The Associated Press MANILA (AP) — Malaysian Prime Minister Mahathir Mohamad said Thursday that China should define its “so-called ownership” in the disputed South China Sea so other claimant countries can start to gain benefits from the resource-rich waters.
Mahathir stressed the importance of freedom of navigation in the busy waterway, saying in an interview with ABS-CBN News Channel in Manila that if there were no restrictions and sanctions, “the claims made by China will not affect us very much.”
Malaysia, the Philippines, China and three other governments have been locked in long-simmering territorial disputes in the South China Sea. China has claimed virtually the entire sea but has refused to define the extent of its claims except for a vague line with nine dashes on its maps, complicating the disputes.

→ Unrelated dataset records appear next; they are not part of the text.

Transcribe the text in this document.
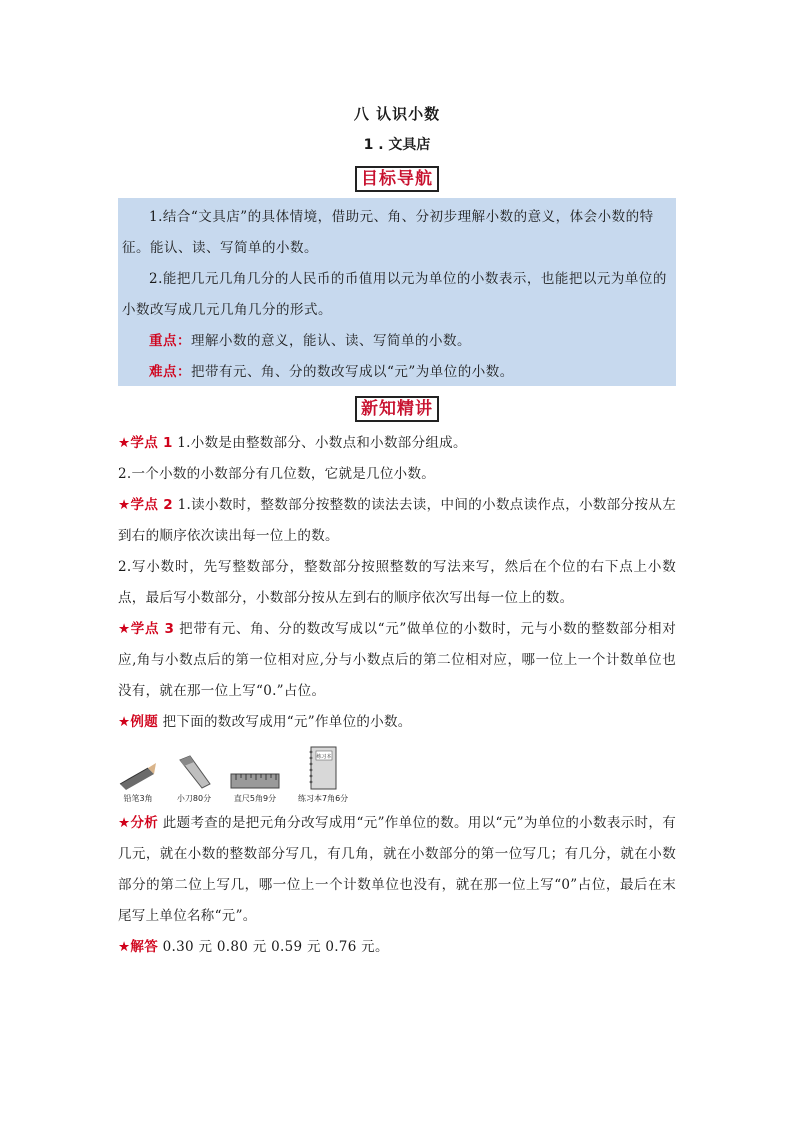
八 认识小数
1 . 文具店
目标导航

1.结合“文具店”的具体情境，借助元、角、分初步理解小数的意义，体会小数的特征。能认、读、写简单的小数。

2.能把几元几角几分的人民币的币值用以元为单位的小数表示，也能把以元为单位的小数改写成几元几角几分的形式。

重点：理解小数的意义，能认、读、写简单的小数。

难点：把带有元、角、分的数改写成以“元”为单位的小数。

新知精讲

★学点 1 1.小数是由整数部分、小数点和小数部分组成。

2.一个小数的小数部分有几位数，它就是几位小数。

★学点 2 1.读小数时，整数部分按整数的读法去读，中间的小数点读作点，小数部分按从左到右的顺序依次读出每一位上的数。

2.写小数时，先写整数部分，整数部分按照整数的写法来写，然后在个位的右下点上小数点，最后写小数部分，小数部分按从左到右的顺序依次写出每一位上的数。

★学点 3 把带有元、角、分的数改写成以“元”做单位的小数时，元与小数的整数部分相对应,角与小数点后的第一位相对应,分与小数点后的第二位相对应，哪一位上一个计数单位也没有，就在那一位上写“0.”占位。

★例题 把下面的数改写成用“元”作单位的小数。

铅笔3角	小刀80分	直尺5角9分
练习本
练习本7角6分

★分析 此题考查的是把元角分改写成用“元”作单位的数。用以“元”为单位的小数表示时，有几元，就在小数的整数部分写几，有几角，就在小数部分的第一位写几；有几分，就在小数部分的第二位上写几，哪一位上一个计数单位也没有，就在那一位上写“0”占位，最后在末尾写上单位名称“元”。

★解答 0.30 元 0.80 元 0.59 元 0.76 元。
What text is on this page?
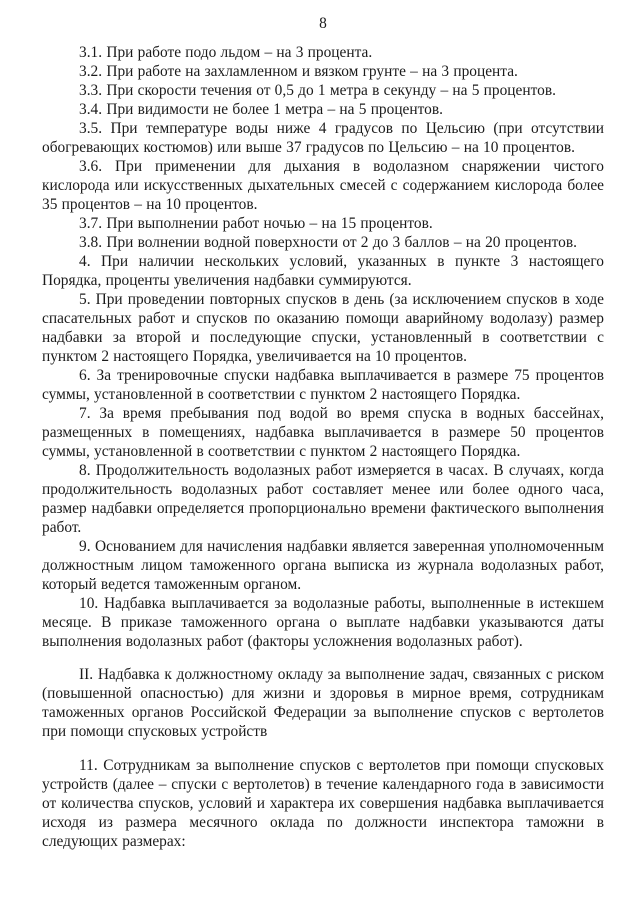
8

3.1. При работе подо льдом – на 3 процента.

3.2. При работе на захламленном и вязком грунте – на 3 процента.

3.3. При скорости течения от 0,5 до 1 метра в секунду – на 5 процентов.

3.4. При видимости не более 1 метра – на 5 процентов.

3.5. При температуре воды ниже 4 градусов по Цельсию (при отсутствии обогревающих костюмов) или выше 37 градусов по Цельсию – на 10 процентов.

3.6. При применении для дыхания в водолазном снаряжении чистого кислорода или искусственных дыхательных смесей с содержанием кислорода более 35 процентов – на 10 процентов.

3.7. При выполнении работ ночью – на 15 процентов.

3.8. При волнении водной поверхности от 2 до 3 баллов – на 20 процентов.

4. При наличии нескольких условий, указанных в пункте 3 настоящего Порядка, проценты увеличения надбавки суммируются.

5. При проведении повторных спусков в день (за исключением спусков в ходе спасательных работ и спусков по оказанию помощи аварийному водолазу) размер надбавки за второй и последующие спуски, установленный в соответствии с пунктом 2 настоящего Порядка, увеличивается на 10 процентов.

6. За тренировочные спуски надбавка выплачивается в размере 75 процентов суммы, установленной в соответствии с пунктом 2 настоящего Порядка.

7. За время пребывания под водой во время спуска в водных бассейнах, размещенных в помещениях, надбавка выплачивается в размере 50 процентов суммы, установленной в соответствии с пунктом 2 настоящего Порядка.

8. Продолжительность водолазных работ измеряется в часах. В случаях, когда продолжительность водолазных работ составляет менее или более одного часа, размер надбавки определяется пропорционально времени фактического выполнения работ.

9. Основанием для начисления надбавки является заверенная уполномоченным должностным лицом таможенного органа выписка из журнала водолазных работ, который ведется таможенным органом.

10. Надбавка выплачивается за водолазные работы, выполненные в истекшем месяце. В приказе таможенного органа о выплате надбавки указываются даты выполнения водолазных работ (факторы усложнения водолазных работ).

II. Надбавка к должностному окладу за выполнение задач, связанных с риском (повышенной опасностью) для жизни и здоровья в мирное время, сотрудникам таможенных органов Российской Федерации за выполнение спусков с вертолетов при помощи спусковых устройств

11. Сотрудникам за выполнение спусков с вертолетов при помощи спусковых устройств (далее – спуски с вертолетов) в течение календарного года в зависимости от количества спусков, условий и характера их совершения надбавка выплачивается исходя из размера месячного оклада по должности инспектора таможни в следующих размерах:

Efforts by the Philippines, for example, to explore for undersea deposits of oil and natural gas in Reed Bank west of its Palawan island province have been stymied for years by Chinese protests and claims to the offshore region. The Philippines has declared a moratorium on exploration in the area in the past because of Chinese threats.
“We have to talk to China on the definition of their claims and what is meant by their ownership or so-called ownership they claim to have so that we can find ways of deriving some benefits from them,” Mahathir said.
“I think that whatever may be the claim of China, the most important thing is that the South China Sea in particular must be open to navigation,” Mahathir said. “There should be no restriction, no sanction, and if that happens, then I think the claims made by China will not affect us very much.”
During talks in Manila between the visiting Malaysian leader and President Rodrigo Duterte, the territorial conflicts were high in the agenda.